Renton City Council to Homeless: No Room at the Inn

The Renton City Council, plus Mayor Armondo Pavone (upper left), City Clerk Jason Seth (third row, middle) and Sr. Assistant City Attorney Leslie Clark (bottom)

By Erica C. Barnett

Tonight, the Renton City Council voted 5-2, with council members Kim-Khanh Van and Ryan McIrvin casting the dissenting votes, to adopt a sweeping new law that will evict about 235 homeless people from the city’s Red Lion hotel, where they have been staying since the beginning of the COVID-19 pandemic, in two stages. The first will come at the end of May, when the shelter provider, the Downtown Emergency Service Center, will have to reduce the total population in the hotel to 125. The second will come next New Year’s Eve, when the remaining residents must also vacate the premises.

The new law, which was passed as “emergency” legislation, also creates a special zoning designation for homeless services, and imposes restrictions on service providers that will, advocates and providers say, have the effect of banning all homeless services from the city. Among other new regulations—imposed, supporters on the council said, because the city needs to have some way to restrict land uses with negative impacts—the law bars any homeless service provider from helping more than 100 people, imposes a half-mile buffer between any two homeless service providers, and requires service providers to monitor and regulate the behavior of their guests.

I described the impacts of the legislation last week, along with some of the changes the council made to the bill since its first introduction in November and; those included a number of new “whereas” clauses that emphasized the supposed violent nature of some of the Red Lion’s residents and the negative impact they have supposedly had on the surrounding community, which consists—in the Red Lion’s immediate vicinity—of a Walmart Supercenter, several car lots, and the South Renton Park and Ride.

I also covered the blow this vote represents to the hope for a “regional approach to homelessness,” on which many King County leaders, including County Executive Dow Constantine and Seattle Mayor Jenny Durkan, have placed all their bets.

And I live-tweeted the public comment, both hateful and heartfelt, on both sides of the debate—from homeowners furious that “the activist class” has a right to speak in public meetings to formerly homeless people who spoke movingly about how access to a private room and shower could have changed their lives and gotten them on the path to housing and stability years before they found a way out.

This week, I’ll just note what happens next, now that Renton has said emphatically: We don’t want those people here. Currently, King County, DESC, and the Red Lion owners are locked in litigation over a separate zoning case, in which Renton says they are violating the city’s zoning laws by giving homeless people literal room at the inn. (That inn, they say, is a hotel, which is supposed to charge people for rooms, not shelter people displaced by a pandemic.) That litigation is ongoing, and more could follow soon now that the council has taken its vote.

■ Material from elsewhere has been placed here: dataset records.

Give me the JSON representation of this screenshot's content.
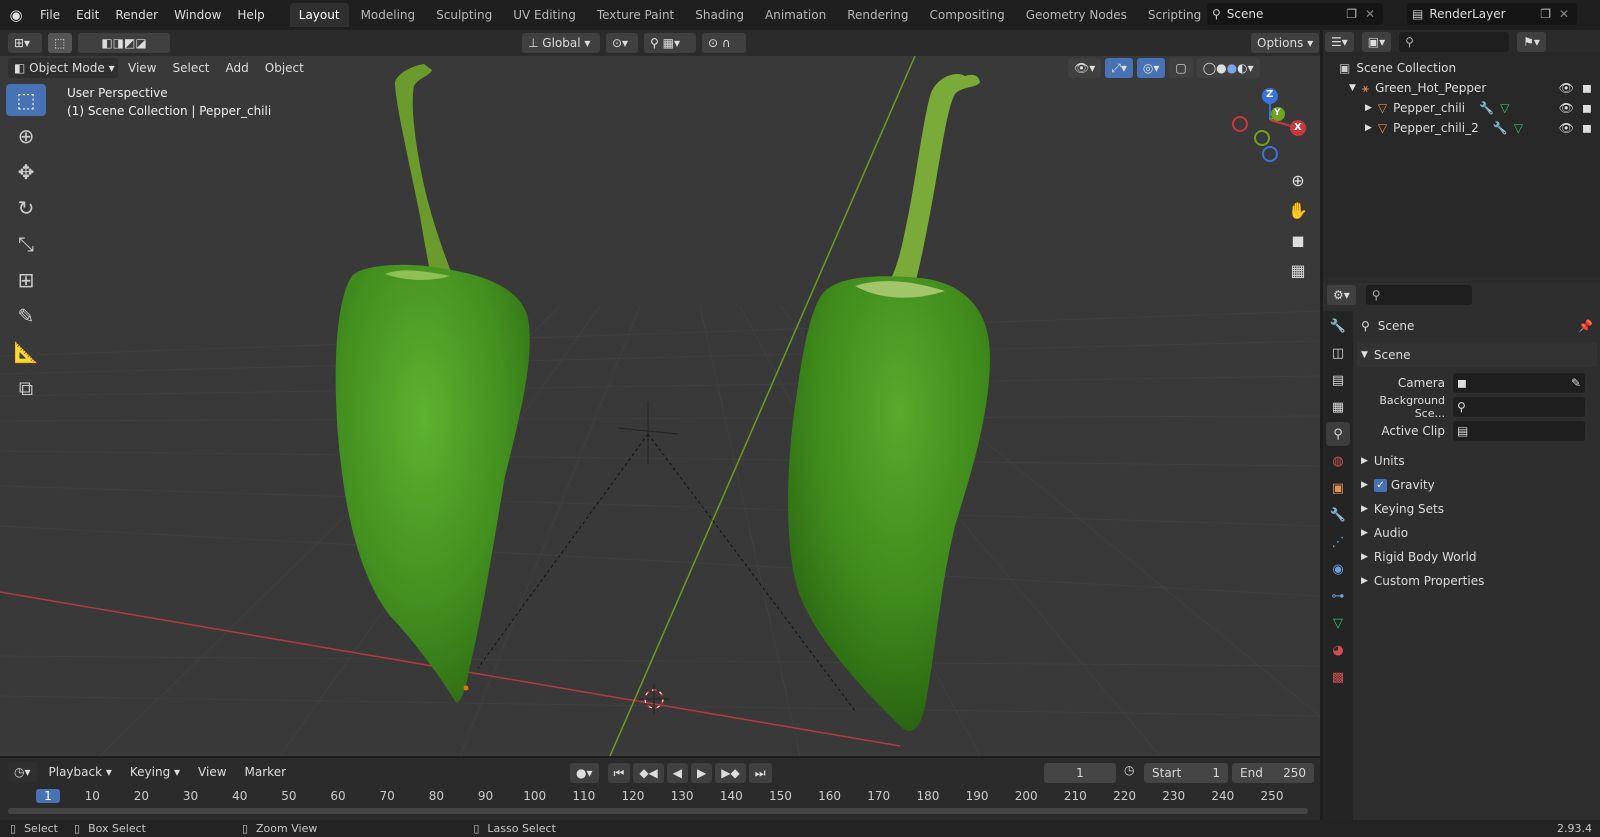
{
  "menubar": {
    "items": [
      "File",
      "Edit",
      "Render",
      "Window",
      "Help"
    ],
    "workspaces": [
      "Layout",
      "Modeling",
      "Sculpting",
      "UV Editing",
      "Texture Paint",
      "Shading",
      "Animation",
      "Rendering",
      "Compositing",
      "Geometry Nodes",
      "Scripting"
    ],
    "active_workspace": "Layout",
    "scene": "Scene",
    "render_layer": "RenderLayer"
  },
  "viewport_header": {
    "mode": "Object Mode",
    "menus": [
      "View",
      "Select",
      "Add",
      "Object"
    ],
    "orientation": "Global",
    "options": "Options"
  },
  "viewport": {
    "perspective": "User Perspective",
    "collection_info": "(1) Scene Collection | Pepper_chili",
    "gizmo_labels": {
      "z": "Z",
      "y": "Y",
      "x": "X"
    }
  },
  "outliner": {
    "root": "Scene Collection",
    "items": [
      {
        "name": "Green_Hot_Pepper",
        "icon": "empty-icon"
      },
      {
        "name": "Pepper_chili",
        "icon": "mesh-icon"
      },
      {
        "name": "Pepper_chili_2",
        "icon": "mesh-icon"
      }
    ]
  },
  "properties": {
    "context": "Scene",
    "panel_title": "Scene",
    "fields": [
      {
        "label": "Camera",
        "value": ""
      },
      {
        "label": "Background Sce...",
        "value": ""
      },
      {
        "label": "Active Clip",
        "value": ""
      }
    ],
    "panels": [
      "Units",
      "Gravity",
      "Keying Sets",
      "Audio",
      "Rigid Body World",
      "Custom Properties"
    ],
    "gravity_checked": true
  },
  "timeline": {
    "menus": [
      "Playback",
      "Keying",
      "View",
      "Marker"
    ],
    "current_frame": "1",
    "start_label": "Start",
    "start": "1",
    "end_label": "End",
    "end": "250",
    "ruler": [
      "1",
      "10",
      "20",
      "30",
      "40",
      "50",
      "60",
      "70",
      "80",
      "90",
      "100",
      "110",
      "120",
      "130",
      "140",
      "150",
      "160",
      "170",
      "180",
      "190",
      "200",
      "210",
      "220",
      "230",
      "240",
      "250"
    ]
  },
  "statusbar": {
    "select": "Select",
    "box_select": "Box Select",
    "zoom_view": "Zoom View",
    "lasso_select": "Lasso Select",
    "version": "2.93.4"
  },
  "colors": {
    "accent": "#4772b3",
    "pepper": "#4c9a22",
    "x_axis": "#c9383f",
    "y_axis": "#6fa31f",
    "z_axis": "#3b74d8"
  }
}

In the meantime, the 235 men and women living at the Red Lion, including many for whom access to a private room and shower made health, stability, and recovery possible, are on a six-month timeline. Come June 1, about half of them will be selected to leave. Some of them, perhaps most, will have nowhere to go. Six months later, in the middle of winter, the rest will be forced to leave as well. Some at tonight’s council meeting, including Renton Mayor Armondo Pavone, seemed unwilling to acknowledge that their action constituted an eviction. The council, Pavone insisted, had “no intent” of “kicking anyone out” of the Red Lion. Moments later, he watched as the council voted overwhelmingly to pass a bill that does just that.